Le ha fatto eco una delle protagoniste della lotta femminista degli ultimi anni, simbolo vero e proprio che il tennis femminile ha poco o nulla da invidiare al maschile, Serena Williams. “Dovremmo avere una lunga conversazione a riguardo, se davvero vogliamo parlarne. Stiamo ancora lottando per la parità. Abbiamo fatto dei progressi, ma siamo speranzose di farne altri. Abbiamo fatto dei progressi assicurandoci che le donne abbiano più match in programma. Un poco alla volta.”
Atlete come Serena Williams hanno un seguito tale da fare invidia a molti atleti del circuito maschile. Basti dare un’occhiata anche al riscontro mediatico. Un dato che può far riflettere, è quello degli ascolti televisivi della finale degli US Open 2014, dove la finale femminile ha raccolto il doppio di share di quella maschile. Sicuri che le donne siano ancora così noiose e non seguite? “Siamo speranzose di arrivare a quel punto in cui avremo addirittura più match in programma. Non credo sia solo un limite di Wimbledon, abbiamo questo problema con molti altri tornei. Il problema non inizia qui.”
Serena Williams è stata protagonista di un match di alta qualità andato in scena sul Campo Centrale contro Viktoria Azarenka. La bielorussa è uscita sconfitta 3-6 6-2 6-3 ma è stata comunque contenta del risultato: “È andata come è andata, posso dire che è stato un match di grande qualità e non posso rimproverarmi di non aver giocato bene. Oggi abbiamo semplicemente visto perché Serena è la numero 1 al mondo. Avete visto i 24 aces?”
Nonostante il match sia stato molto divertente ed intenso (“Abbiamo messo su un gran bello show insieme, è da un po’ che non si vedeva così tanta qualità nel tennis femminile” ha rimarcato Vika) l’accento è stato poi spostato sul grunting delle due giocatrici che, quando danno vita ad incontri così intensi, lo fanno sentire anche con le urla, tant’è che capitava addirittura che il pubblico in qualche scambio irrompesse in fragorose risate.

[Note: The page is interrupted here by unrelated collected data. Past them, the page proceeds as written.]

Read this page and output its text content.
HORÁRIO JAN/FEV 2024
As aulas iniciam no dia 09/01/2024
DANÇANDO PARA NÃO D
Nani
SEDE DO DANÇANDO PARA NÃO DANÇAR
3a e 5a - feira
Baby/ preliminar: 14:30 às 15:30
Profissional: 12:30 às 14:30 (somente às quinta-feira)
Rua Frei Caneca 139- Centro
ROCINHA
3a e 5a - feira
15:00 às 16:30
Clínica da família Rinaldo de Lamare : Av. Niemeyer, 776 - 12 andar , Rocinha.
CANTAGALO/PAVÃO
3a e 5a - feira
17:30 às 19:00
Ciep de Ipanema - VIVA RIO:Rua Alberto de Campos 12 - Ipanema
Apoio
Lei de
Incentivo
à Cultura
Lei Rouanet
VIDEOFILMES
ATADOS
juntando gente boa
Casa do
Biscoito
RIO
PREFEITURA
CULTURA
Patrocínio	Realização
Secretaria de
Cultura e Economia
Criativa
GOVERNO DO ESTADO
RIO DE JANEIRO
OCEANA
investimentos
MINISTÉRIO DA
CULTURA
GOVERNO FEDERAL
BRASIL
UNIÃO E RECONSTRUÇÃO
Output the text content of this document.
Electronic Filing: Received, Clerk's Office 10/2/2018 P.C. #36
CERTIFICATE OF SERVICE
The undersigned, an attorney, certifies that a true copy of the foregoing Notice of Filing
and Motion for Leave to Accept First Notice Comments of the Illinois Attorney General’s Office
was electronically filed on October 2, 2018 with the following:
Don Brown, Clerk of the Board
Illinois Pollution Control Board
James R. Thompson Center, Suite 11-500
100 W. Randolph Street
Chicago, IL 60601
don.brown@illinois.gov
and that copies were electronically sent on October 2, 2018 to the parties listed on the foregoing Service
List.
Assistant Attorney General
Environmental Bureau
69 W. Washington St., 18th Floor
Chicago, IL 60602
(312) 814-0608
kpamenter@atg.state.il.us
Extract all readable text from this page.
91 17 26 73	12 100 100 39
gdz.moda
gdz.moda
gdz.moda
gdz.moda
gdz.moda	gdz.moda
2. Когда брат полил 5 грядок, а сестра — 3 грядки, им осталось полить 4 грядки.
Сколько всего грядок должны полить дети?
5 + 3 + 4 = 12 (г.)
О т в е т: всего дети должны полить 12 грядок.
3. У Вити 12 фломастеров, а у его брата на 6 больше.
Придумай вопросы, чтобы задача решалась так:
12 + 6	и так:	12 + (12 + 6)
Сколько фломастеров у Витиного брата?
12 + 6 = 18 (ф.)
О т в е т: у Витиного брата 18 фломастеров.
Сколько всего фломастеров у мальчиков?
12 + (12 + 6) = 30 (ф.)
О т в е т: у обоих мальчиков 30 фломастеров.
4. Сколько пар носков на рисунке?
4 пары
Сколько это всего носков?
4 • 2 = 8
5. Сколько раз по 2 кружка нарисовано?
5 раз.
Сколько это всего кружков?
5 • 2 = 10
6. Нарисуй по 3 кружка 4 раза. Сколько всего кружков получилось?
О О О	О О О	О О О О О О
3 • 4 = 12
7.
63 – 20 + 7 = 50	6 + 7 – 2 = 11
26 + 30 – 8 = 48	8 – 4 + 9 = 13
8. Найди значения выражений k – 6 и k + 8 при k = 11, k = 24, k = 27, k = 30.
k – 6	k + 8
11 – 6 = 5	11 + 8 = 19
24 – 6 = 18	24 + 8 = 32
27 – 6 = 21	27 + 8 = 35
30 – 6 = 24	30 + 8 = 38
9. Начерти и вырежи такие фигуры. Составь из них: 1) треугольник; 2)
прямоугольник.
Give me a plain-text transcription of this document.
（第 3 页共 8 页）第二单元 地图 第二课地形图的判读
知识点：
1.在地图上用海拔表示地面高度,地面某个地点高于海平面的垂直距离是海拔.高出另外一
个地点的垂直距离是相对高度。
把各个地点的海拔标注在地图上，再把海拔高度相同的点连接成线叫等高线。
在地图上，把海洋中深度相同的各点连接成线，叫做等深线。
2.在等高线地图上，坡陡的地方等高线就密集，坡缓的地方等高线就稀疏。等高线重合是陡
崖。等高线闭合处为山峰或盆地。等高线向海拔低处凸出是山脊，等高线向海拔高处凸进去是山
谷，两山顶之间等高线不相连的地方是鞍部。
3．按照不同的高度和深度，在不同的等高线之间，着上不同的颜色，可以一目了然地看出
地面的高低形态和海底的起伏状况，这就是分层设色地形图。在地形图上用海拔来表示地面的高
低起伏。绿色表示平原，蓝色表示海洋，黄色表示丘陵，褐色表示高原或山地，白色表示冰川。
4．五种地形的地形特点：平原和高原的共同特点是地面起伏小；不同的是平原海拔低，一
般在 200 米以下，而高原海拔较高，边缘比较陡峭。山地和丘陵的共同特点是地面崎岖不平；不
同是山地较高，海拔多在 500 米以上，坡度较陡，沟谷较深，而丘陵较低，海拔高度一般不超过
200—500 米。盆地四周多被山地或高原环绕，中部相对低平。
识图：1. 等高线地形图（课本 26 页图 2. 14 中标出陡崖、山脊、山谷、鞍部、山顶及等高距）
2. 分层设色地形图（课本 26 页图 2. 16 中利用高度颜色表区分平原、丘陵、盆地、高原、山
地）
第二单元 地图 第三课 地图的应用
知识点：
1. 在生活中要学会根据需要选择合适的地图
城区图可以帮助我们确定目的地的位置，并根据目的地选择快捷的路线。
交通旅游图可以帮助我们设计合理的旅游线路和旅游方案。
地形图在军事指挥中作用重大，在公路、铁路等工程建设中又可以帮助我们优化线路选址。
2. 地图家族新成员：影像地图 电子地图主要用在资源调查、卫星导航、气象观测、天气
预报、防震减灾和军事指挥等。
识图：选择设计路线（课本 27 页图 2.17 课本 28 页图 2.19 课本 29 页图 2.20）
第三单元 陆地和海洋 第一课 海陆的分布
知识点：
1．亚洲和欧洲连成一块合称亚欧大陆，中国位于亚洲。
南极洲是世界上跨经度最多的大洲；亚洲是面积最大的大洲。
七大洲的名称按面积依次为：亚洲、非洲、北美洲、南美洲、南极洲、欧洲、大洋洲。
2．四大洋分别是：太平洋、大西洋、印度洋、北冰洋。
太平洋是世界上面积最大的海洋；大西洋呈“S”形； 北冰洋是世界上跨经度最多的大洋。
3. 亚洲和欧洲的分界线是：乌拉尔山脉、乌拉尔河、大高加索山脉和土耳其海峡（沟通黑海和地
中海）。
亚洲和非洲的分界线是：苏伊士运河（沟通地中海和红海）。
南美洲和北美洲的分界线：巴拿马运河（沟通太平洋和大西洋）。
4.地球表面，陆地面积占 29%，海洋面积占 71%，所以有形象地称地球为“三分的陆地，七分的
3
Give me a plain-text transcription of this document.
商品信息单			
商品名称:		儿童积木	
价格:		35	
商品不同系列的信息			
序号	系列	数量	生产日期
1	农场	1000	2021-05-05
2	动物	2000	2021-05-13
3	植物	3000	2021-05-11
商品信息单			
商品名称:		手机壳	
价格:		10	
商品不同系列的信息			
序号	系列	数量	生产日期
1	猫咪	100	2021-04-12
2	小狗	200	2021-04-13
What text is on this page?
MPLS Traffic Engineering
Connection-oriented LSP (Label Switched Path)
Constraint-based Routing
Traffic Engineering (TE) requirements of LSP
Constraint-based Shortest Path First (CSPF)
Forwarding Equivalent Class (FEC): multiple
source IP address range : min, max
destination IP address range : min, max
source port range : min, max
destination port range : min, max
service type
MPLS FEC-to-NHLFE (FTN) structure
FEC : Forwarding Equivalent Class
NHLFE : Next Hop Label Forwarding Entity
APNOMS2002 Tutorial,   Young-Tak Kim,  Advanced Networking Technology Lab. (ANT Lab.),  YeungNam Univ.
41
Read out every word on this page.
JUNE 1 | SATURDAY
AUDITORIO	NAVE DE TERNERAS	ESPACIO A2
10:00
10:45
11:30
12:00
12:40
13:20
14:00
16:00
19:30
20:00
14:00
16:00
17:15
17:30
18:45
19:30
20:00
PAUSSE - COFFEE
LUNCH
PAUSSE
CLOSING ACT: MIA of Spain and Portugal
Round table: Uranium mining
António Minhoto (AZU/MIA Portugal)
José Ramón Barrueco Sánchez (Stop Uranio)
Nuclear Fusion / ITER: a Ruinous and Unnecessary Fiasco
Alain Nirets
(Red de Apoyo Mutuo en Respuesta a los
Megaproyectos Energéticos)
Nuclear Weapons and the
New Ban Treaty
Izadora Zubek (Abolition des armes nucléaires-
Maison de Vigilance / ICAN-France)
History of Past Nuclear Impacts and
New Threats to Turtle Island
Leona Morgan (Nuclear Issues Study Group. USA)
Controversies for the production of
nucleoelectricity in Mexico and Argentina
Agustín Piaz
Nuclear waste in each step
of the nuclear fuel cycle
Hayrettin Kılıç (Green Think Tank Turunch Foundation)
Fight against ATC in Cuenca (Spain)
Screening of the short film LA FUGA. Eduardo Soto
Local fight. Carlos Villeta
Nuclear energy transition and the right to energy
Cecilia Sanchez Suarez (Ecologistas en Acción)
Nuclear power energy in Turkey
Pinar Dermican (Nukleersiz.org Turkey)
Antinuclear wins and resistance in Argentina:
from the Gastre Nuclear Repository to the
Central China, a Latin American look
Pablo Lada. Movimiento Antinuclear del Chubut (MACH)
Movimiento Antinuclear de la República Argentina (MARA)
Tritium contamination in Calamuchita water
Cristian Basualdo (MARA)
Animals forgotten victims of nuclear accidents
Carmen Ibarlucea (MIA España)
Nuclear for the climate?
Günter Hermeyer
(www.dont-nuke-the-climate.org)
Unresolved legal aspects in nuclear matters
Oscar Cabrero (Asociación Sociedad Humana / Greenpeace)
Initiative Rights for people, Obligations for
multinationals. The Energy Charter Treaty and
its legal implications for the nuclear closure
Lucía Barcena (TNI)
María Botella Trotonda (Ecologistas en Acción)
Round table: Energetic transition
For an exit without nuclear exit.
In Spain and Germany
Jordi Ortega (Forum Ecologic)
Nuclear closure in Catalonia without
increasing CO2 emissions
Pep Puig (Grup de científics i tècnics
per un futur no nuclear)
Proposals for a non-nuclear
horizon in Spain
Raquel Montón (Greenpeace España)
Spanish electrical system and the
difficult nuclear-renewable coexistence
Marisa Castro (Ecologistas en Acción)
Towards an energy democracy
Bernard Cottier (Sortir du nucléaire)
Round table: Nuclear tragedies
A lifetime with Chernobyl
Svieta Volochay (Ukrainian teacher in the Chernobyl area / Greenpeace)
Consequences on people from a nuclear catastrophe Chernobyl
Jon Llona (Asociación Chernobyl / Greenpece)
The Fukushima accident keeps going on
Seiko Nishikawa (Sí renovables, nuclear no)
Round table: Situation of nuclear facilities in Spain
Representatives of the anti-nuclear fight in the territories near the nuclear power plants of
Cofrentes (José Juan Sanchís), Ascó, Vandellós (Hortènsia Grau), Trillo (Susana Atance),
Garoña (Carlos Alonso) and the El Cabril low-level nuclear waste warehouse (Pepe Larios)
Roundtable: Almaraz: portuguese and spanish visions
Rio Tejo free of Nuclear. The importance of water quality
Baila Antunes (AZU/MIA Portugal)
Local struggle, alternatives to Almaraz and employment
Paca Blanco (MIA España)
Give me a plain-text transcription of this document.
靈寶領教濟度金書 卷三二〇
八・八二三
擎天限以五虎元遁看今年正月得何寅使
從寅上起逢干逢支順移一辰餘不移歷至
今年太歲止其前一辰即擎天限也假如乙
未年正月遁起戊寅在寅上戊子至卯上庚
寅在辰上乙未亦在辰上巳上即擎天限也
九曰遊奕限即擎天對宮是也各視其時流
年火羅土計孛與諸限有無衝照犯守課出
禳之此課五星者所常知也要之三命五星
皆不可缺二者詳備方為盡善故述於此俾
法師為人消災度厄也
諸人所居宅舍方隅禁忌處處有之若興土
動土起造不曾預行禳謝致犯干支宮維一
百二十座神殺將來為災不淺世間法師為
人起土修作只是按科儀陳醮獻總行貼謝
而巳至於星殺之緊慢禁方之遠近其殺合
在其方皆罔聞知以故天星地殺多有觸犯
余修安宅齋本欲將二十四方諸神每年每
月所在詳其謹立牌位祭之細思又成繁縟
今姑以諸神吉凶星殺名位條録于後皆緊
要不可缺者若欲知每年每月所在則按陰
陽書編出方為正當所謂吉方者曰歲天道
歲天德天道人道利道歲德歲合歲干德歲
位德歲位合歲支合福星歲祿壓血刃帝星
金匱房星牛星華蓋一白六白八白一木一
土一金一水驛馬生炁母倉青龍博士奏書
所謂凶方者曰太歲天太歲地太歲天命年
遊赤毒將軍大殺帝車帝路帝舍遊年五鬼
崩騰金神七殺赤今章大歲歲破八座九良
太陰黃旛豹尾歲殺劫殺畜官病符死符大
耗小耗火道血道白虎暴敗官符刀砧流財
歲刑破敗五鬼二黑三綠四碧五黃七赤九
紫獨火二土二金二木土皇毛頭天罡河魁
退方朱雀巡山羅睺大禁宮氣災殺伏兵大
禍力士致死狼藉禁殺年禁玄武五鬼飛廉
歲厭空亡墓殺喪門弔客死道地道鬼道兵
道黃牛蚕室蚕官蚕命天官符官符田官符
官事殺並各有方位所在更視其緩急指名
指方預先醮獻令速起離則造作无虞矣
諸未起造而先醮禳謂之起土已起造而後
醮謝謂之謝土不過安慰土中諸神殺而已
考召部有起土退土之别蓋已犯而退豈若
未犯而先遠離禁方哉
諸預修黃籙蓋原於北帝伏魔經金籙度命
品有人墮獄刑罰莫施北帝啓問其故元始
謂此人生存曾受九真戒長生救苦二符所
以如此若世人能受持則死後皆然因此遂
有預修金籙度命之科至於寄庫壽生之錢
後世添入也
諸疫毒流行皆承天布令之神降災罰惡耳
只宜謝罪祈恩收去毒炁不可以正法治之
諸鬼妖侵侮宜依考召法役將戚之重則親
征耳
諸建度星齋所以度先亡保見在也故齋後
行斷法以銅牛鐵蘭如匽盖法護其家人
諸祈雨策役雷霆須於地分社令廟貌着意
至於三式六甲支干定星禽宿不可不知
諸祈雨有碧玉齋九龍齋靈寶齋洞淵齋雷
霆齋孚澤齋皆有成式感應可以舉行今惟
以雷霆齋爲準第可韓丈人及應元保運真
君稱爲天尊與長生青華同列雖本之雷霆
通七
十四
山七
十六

Ma Azarenka ha avuto il suo bel ridire a riguardo: “Sapete? Sono così stanca di queste domande ogni volta. È così irritante perché anche gli uomini urlano. Mi stavo allenando vicino a Nadal, e lui urla più forte di me, e nessuno lo nota. Perché? Non capisco il perché. Le donne sul campo cercano di dare il meglio di sé e danno tutto e fanno rumore. È questo un problema del tennis?”
Per Azarenka il grunt femminile altro non è che l’espressione dell’impegno e della concentrazione di una tennista. Allora meglio puntare l’attenzione su quanto una giocatrice si impegna per dare spettacolo piuttosto che su quanto forte urla. Se non altro, meglio un’Azarenka che grida perché ci mette l’anima piuttosto che un Nick Kyrgios che sbraita tra sé e sé e smette di giocare nel bel mezzo del match, come è successo contro Gasquet. “Accade in tutti gli altri sport che si gridi. – ha rimarcato Vika – Quindi io credo che forse è il caso di lasciare da parte questi discorsi e non parlarne più, perché non è questo che importa quando due giocatrici sono sul Campo Centrale. Dovremmo guardare ad altro del tipo «Oh mio dio, Serena ha tirato 24 aces, chi degli uomini lo avrebbe fatto in quel match?». Guardate alle cose giuste. Smettete di guardare a quelle ridicole. Lasciate da parte il rumore e come è il suo look, e guardate il gioco. Oggi ne è stata la prova.”
L’accusa di Azarenka guarda più in là del rumore che fanno le sue grida. Avremo anche la parità di montepremi, ma potremo dire che la lotta al sessismo sarà terminata davvero quando, la stampa per prima, smetterà di riferirsi ad una giocatrice come “bella e brava” e di guardare prima alle sue grida che a come gioca.